Be A Victim: It helps to be seen as a
victim of some government alleged malfeasance. Let's go back to the
IRS thing again. The outrage on the part of Republicans and the
right wing groups could have been rehearsed, and it was.
In April 2009, the Department of
Homeland Security issued a report on "Rightwing Extremism,"
saying that the downturn in the economy could boost recruiting for
rightwing groups, particularly as organizations play up opposition to
immigration and fear of tighter gun controls.
The Great Noise Machine geared up and
denounced the report, although we note they didn't say a word about a
report on Leftwing extremism that had been issued a couple of months
earlier. Then-Minority Leader John Boehner called it "offensive
and unacceptable," and every blogger, columnist, commentator and
radio personality dumped on the report, calling it a "hit job,"

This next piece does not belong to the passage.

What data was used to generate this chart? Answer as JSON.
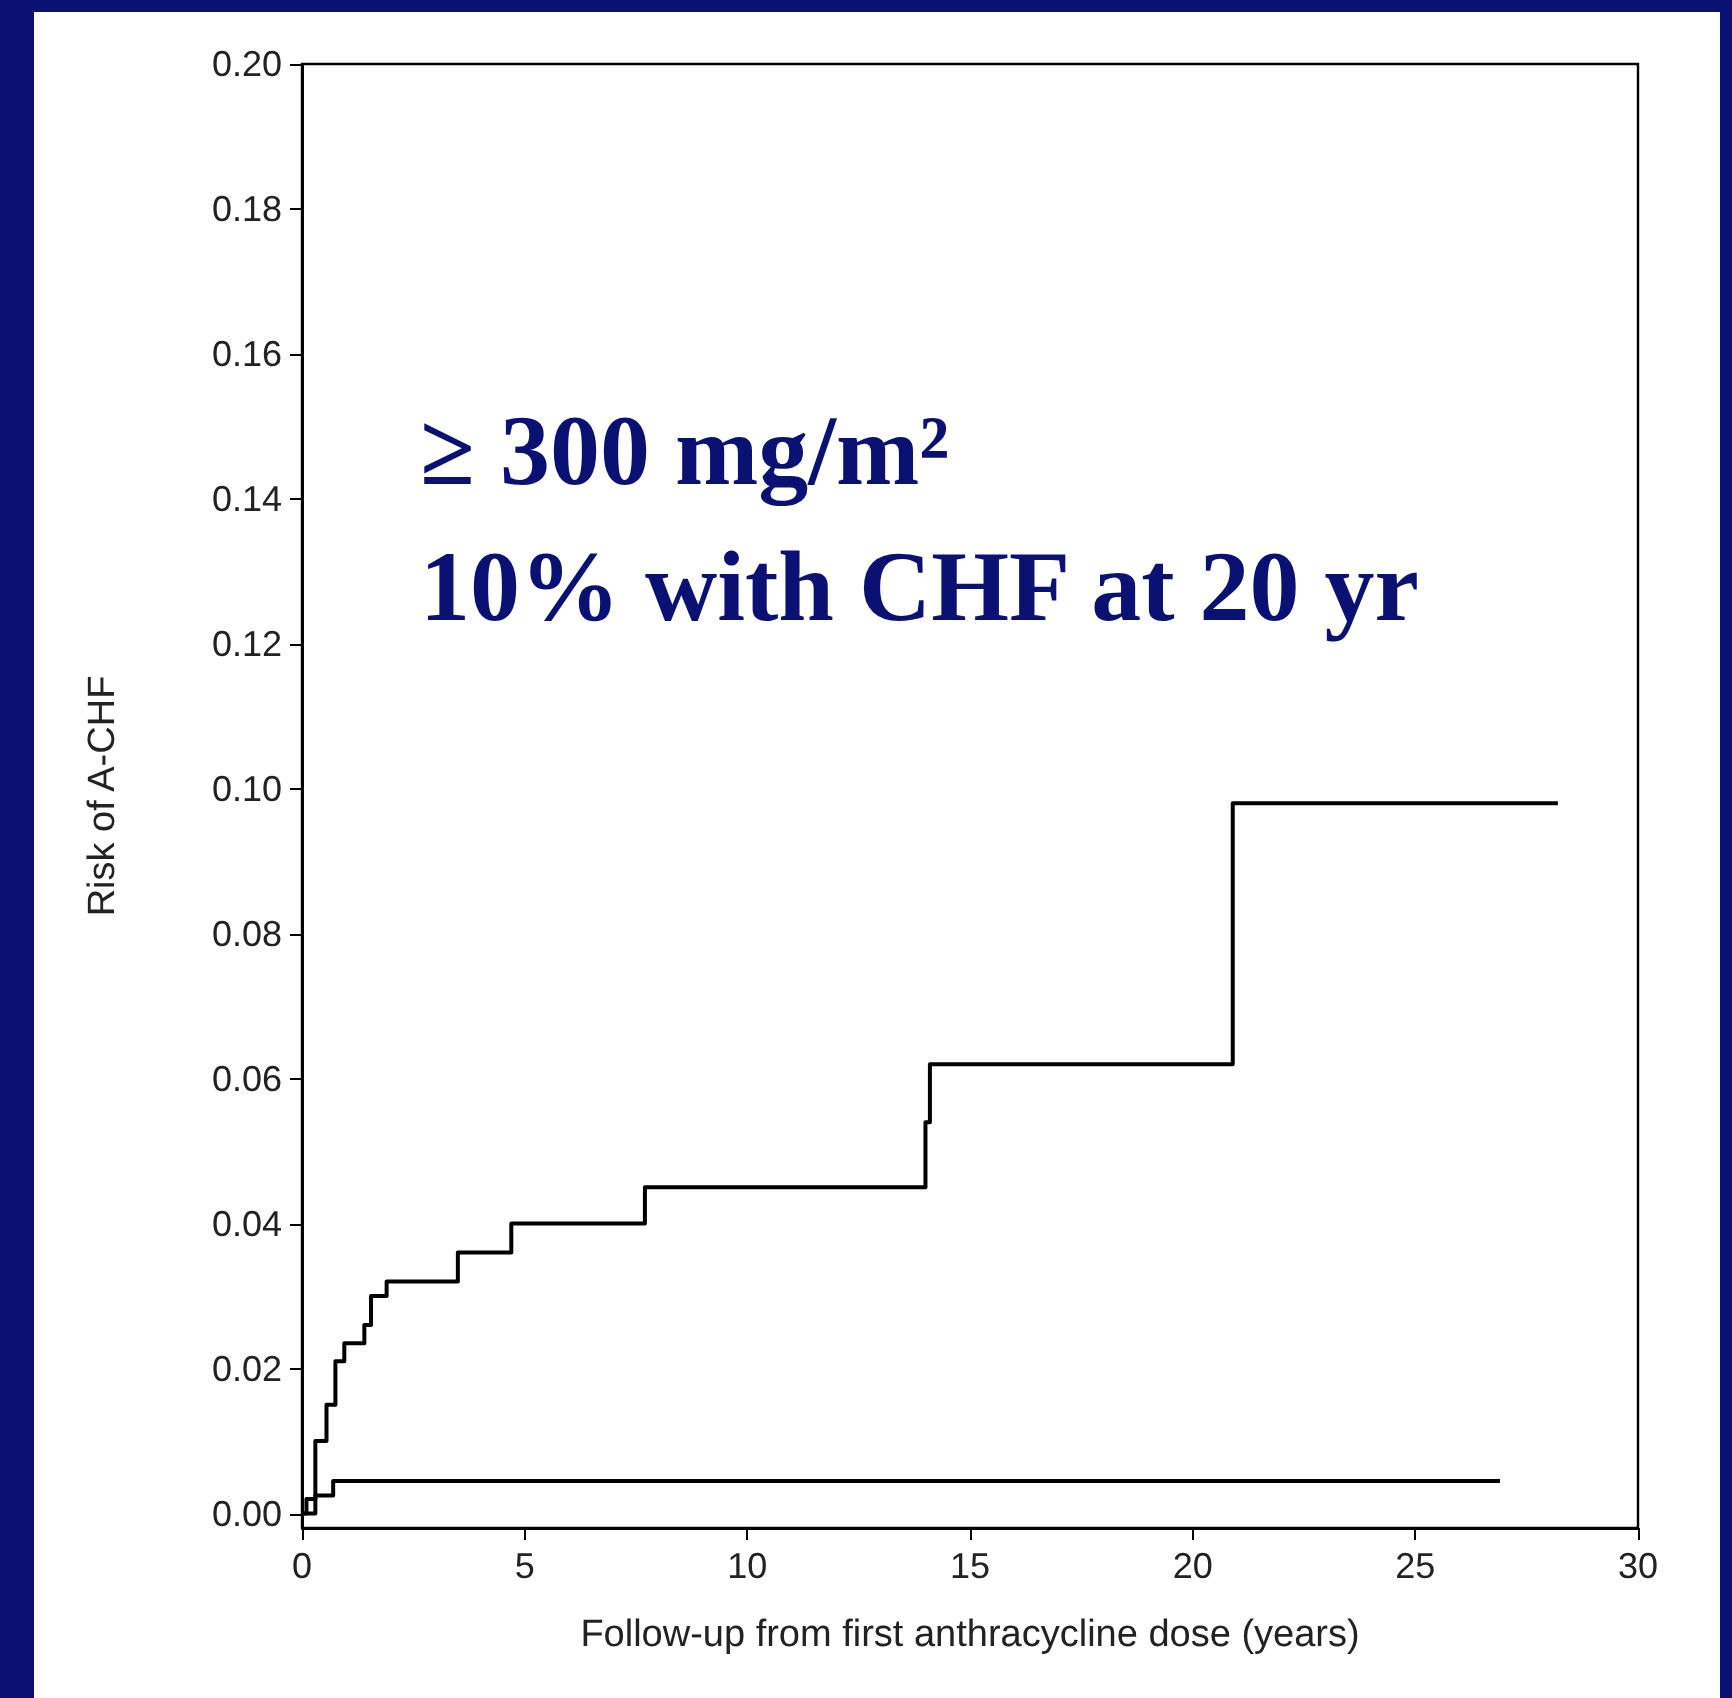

among other crass characterizations. The new Obama Administration
quickly withdrew the report, and decimated the DHS section which
produced it.
If this sounds familiar, the
victimization story is the same script now being followed by the
poor Tea Partiers who wailed of their cruel treatment at the hands of
an oppressive government. There's one other element to this story,
which leads to the next tactic:
Know Your Opponents: In the 2009 DHS
"scandal," Democrats played along and denounced the report,
just as today's Democrats are playing along and denouncing what the
IRS did. Their alternative course would have been to defend the
Obama Administration, but that would require some backbone, which
Democrats are notoriously lacking. Just as with the panicked
reaction to a right-wing hit job film on an Agriculture Dept.

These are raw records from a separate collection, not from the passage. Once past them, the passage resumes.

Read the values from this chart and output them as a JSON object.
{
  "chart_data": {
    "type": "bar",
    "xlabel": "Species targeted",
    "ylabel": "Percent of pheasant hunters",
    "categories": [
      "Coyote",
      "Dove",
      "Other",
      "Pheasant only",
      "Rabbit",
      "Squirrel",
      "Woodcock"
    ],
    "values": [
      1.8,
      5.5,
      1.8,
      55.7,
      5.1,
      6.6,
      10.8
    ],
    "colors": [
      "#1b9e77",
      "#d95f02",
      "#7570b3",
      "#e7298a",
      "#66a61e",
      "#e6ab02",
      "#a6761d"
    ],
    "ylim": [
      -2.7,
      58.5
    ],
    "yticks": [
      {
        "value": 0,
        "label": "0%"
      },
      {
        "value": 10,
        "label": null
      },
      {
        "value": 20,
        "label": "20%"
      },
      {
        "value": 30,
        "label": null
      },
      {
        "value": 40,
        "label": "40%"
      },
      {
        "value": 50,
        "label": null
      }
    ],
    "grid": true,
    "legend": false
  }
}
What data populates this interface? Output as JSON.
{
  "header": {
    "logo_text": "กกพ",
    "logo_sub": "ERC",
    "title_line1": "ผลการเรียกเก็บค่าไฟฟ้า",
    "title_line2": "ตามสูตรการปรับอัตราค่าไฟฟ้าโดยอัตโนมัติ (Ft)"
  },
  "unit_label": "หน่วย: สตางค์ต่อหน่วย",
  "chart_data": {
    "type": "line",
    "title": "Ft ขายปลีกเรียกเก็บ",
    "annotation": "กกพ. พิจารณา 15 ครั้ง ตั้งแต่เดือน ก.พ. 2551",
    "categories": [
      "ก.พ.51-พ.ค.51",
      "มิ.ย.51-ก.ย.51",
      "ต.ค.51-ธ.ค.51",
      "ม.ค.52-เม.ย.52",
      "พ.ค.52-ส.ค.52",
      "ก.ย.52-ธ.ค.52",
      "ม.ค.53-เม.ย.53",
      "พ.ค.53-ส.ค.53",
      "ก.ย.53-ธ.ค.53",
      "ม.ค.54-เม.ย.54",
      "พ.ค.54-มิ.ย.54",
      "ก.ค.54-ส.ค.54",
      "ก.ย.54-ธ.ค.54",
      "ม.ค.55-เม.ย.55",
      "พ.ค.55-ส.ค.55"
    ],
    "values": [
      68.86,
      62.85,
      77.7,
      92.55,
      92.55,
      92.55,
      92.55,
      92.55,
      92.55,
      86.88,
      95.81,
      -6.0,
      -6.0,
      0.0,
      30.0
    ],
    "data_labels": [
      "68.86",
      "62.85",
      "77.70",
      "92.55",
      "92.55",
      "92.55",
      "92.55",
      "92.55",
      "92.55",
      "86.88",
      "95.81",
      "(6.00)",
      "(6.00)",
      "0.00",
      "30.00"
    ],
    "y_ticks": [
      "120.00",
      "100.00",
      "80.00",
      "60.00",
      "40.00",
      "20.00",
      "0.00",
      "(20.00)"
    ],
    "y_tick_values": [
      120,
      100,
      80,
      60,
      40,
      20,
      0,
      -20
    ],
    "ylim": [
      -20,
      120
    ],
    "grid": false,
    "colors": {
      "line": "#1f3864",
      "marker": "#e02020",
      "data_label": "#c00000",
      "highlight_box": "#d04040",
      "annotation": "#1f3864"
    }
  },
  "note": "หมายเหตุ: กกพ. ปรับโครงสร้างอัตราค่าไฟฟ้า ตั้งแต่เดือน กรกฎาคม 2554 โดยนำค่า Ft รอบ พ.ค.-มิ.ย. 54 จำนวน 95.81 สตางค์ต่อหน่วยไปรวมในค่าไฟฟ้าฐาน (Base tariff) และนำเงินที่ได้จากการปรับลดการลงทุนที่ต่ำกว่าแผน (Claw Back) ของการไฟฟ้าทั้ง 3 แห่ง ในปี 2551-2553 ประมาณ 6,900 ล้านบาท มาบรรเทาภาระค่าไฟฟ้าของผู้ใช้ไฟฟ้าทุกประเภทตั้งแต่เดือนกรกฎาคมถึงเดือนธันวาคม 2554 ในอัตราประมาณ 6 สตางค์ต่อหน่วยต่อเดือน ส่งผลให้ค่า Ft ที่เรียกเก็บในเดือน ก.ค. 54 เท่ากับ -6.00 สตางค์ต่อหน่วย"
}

employee, Democrats acted in fear first. They fired Shirley Sherrod
before the whole truth of the edited video came out, just as they
tossed out IRS officials who were trying to make their way through a
deluge of applications with few people and unclear legal landscape.

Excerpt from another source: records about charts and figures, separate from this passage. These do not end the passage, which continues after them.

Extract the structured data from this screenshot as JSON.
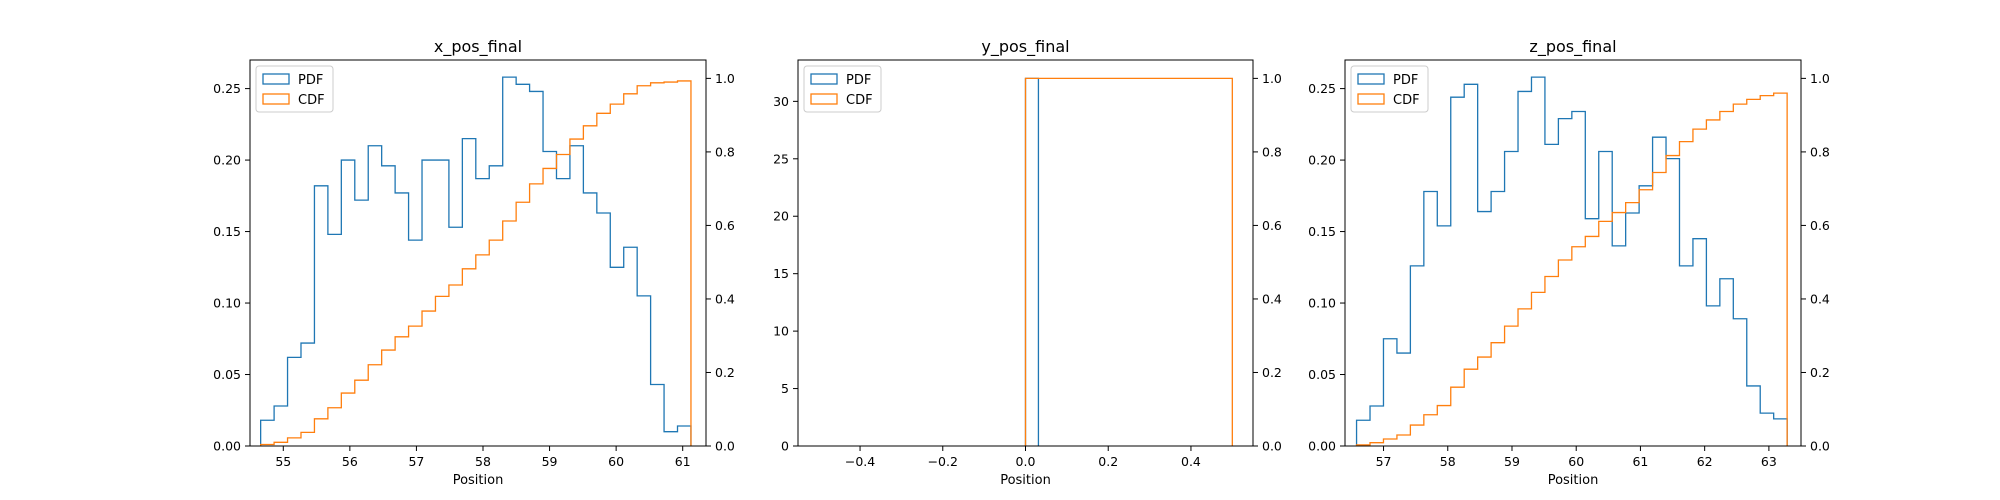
{
  "colors": {
    "pdf": "#1f77b4",
    "cdf": "#ff7f0e"
  },
  "chart_data": [
    {
      "type": "histogram-step",
      "title": "x_pos_final",
      "xlabel": "Position",
      "xlim": [
        54.5,
        61.35
      ],
      "ylim_left": [
        0,
        0.27
      ],
      "ylim_right": [
        0,
        1.05
      ],
      "xticks": [
        55,
        56,
        57,
        58,
        59,
        60,
        61
      ],
      "yticks_left": [
        0,
        0.05,
        0.1,
        0.15,
        0.2,
        0.25
      ],
      "yticks_right": [
        0,
        0.2,
        0.4,
        0.6,
        0.8,
        1.0
      ],
      "legend": {
        "entries": [
          "PDF",
          "CDF"
        ],
        "position": "upper-left"
      },
      "series": [
        {
          "name": "PDF",
          "axis": "left",
          "bin_start": 54.66,
          "bin_width": 0.202,
          "values": [
            0.018,
            0.028,
            0.062,
            0.072,
            0.182,
            0.148,
            0.2,
            0.172,
            0.21,
            0.196,
            0.177,
            0.144,
            0.2,
            0.2,
            0.153,
            0.215,
            0.187,
            0.196,
            0.258,
            0.253,
            0.248,
            0.206,
            0.187,
            0.21,
            0.177,
            0.163,
            0.125,
            0.139,
            0.105,
            0.043,
            0.01,
            0.014
          ]
        },
        {
          "name": "CDF",
          "axis": "right",
          "bin_start": 54.66,
          "bin_width": 0.202,
          "values": [
            0.004,
            0.01,
            0.022,
            0.037,
            0.074,
            0.104,
            0.144,
            0.179,
            0.221,
            0.261,
            0.297,
            0.326,
            0.367,
            0.407,
            0.438,
            0.482,
            0.52,
            0.56,
            0.612,
            0.663,
            0.713,
            0.755,
            0.793,
            0.835,
            0.871,
            0.905,
            0.93,
            0.958,
            0.98,
            0.988,
            0.99,
            0.993
          ]
        }
      ]
    },
    {
      "type": "histogram-step",
      "title": "y_pos_final",
      "xlabel": "Position",
      "xlim": [
        -0.55,
        0.55
      ],
      "ylim_left": [
        0,
        33.6
      ],
      "ylim_right": [
        0,
        1.05
      ],
      "xticks": [
        -0.4,
        -0.2,
        0.0,
        0.2,
        0.4
      ],
      "yticks_left": [
        0,
        5,
        10,
        15,
        20,
        25,
        30
      ],
      "yticks_right": [
        0,
        0.2,
        0.4,
        0.6,
        0.8,
        1.0
      ],
      "legend": {
        "entries": [
          "PDF",
          "CDF"
        ],
        "position": "upper-left"
      },
      "series": [
        {
          "name": "PDF",
          "axis": "left",
          "bin_start": 0.0,
          "bin_width": 0.03125,
          "values": [
            32
          ]
        },
        {
          "name": "CDF",
          "axis": "right",
          "bin_start": 0.0,
          "bin_width": 0.5,
          "values": [
            1.0
          ]
        }
      ]
    },
    {
      "type": "histogram-step",
      "title": "z_pos_final",
      "xlabel": "Position",
      "xlim": [
        56.4,
        63.5
      ],
      "ylim_left": [
        0,
        0.27
      ],
      "ylim_right": [
        0,
        1.05
      ],
      "xticks": [
        57,
        58,
        59,
        60,
        61,
        62,
        63
      ],
      "yticks_left": [
        0,
        0.05,
        0.1,
        0.15,
        0.2,
        0.25
      ],
      "yticks_right": [
        0,
        0.2,
        0.4,
        0.6,
        0.8,
        1.0
      ],
      "legend": {
        "entries": [
          "PDF",
          "CDF"
        ],
        "position": "upper-left"
      },
      "series": [
        {
          "name": "PDF",
          "axis": "left",
          "bin_start": 56.58,
          "bin_width": 0.2095,
          "values": [
            0.018,
            0.028,
            0.075,
            0.065,
            0.126,
            0.178,
            0.154,
            0.244,
            0.253,
            0.164,
            0.178,
            0.206,
            0.248,
            0.258,
            0.211,
            0.229,
            0.234,
            0.159,
            0.206,
            0.14,
            0.163,
            0.182,
            0.216,
            0.201,
            0.126,
            0.145,
            0.098,
            0.117,
            0.089,
            0.042,
            0.023,
            0.019
          ]
        },
        {
          "name": "CDF",
          "axis": "right",
          "bin_start": 56.58,
          "bin_width": 0.2095,
          "values": [
            0.003,
            0.009,
            0.019,
            0.03,
            0.057,
            0.085,
            0.11,
            0.16,
            0.209,
            0.242,
            0.281,
            0.326,
            0.373,
            0.418,
            0.461,
            0.506,
            0.542,
            0.57,
            0.611,
            0.635,
            0.662,
            0.697,
            0.744,
            0.79,
            0.828,
            0.862,
            0.887,
            0.91,
            0.93,
            0.943,
            0.953,
            0.96
          ]
        }
      ]
    }
  ]
}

The reason that Republicans and their winger opponents can get away
with this is the fundamental truth of scandal-mongering:
Facts Don't Matter.
In the case of the 2009 DHS report, it
was true that right-wing extremism was on the rise. In the case of
the IRS report, it is true that some right wing groups were abusing
their tax privileges by engaging in political activity prohibited by
the tax status they claimed, that the damning Inspector General
report was sloppy, and that left-wing groups like Progress Texas were
also questioned as they should have been by the IRS. Speech is a
protected right; a tax exemption isn't. Even so, what isn't true is
that the groups had their tax exemptions denied.
What isn't true in the IRS "scandal"
is that Bush Administration appointee Douglas Shulman went to the
White House 157 times to coordinate attacks on the right wing, as
conservative commentators have screamed. He went 11 times, and
mostly to meet on health care-related issues.
What isn't true about Bengazi is that
the standard, if intense, interagency process to clear public talking
points for national TV shows while protecting national security and
adhering to the best information the government had at the time, is a
cover up.
Scandal As Means, Not End
For all the fussing, the scandal game
isn't an end in itself. The scandals are a distraction. The scandal-mongers know all they have to do is scream loud enough, and the media will jump on it, regardless of the merits or the facts.
It's easier, to throw unsubstantiated
charges around than to do work through the hard, detailed process of
a real budget resolution. It's more fun to drag bureaucrats before
a committee than it is to look at the economic situation and come up
with a way to get people back to work.
It's more appealing to the "base"
to nullify an election result through phony charges posturing, and
procedural roadblocks than to accept that the country needs a
functioning legislative body -- something we don't now have.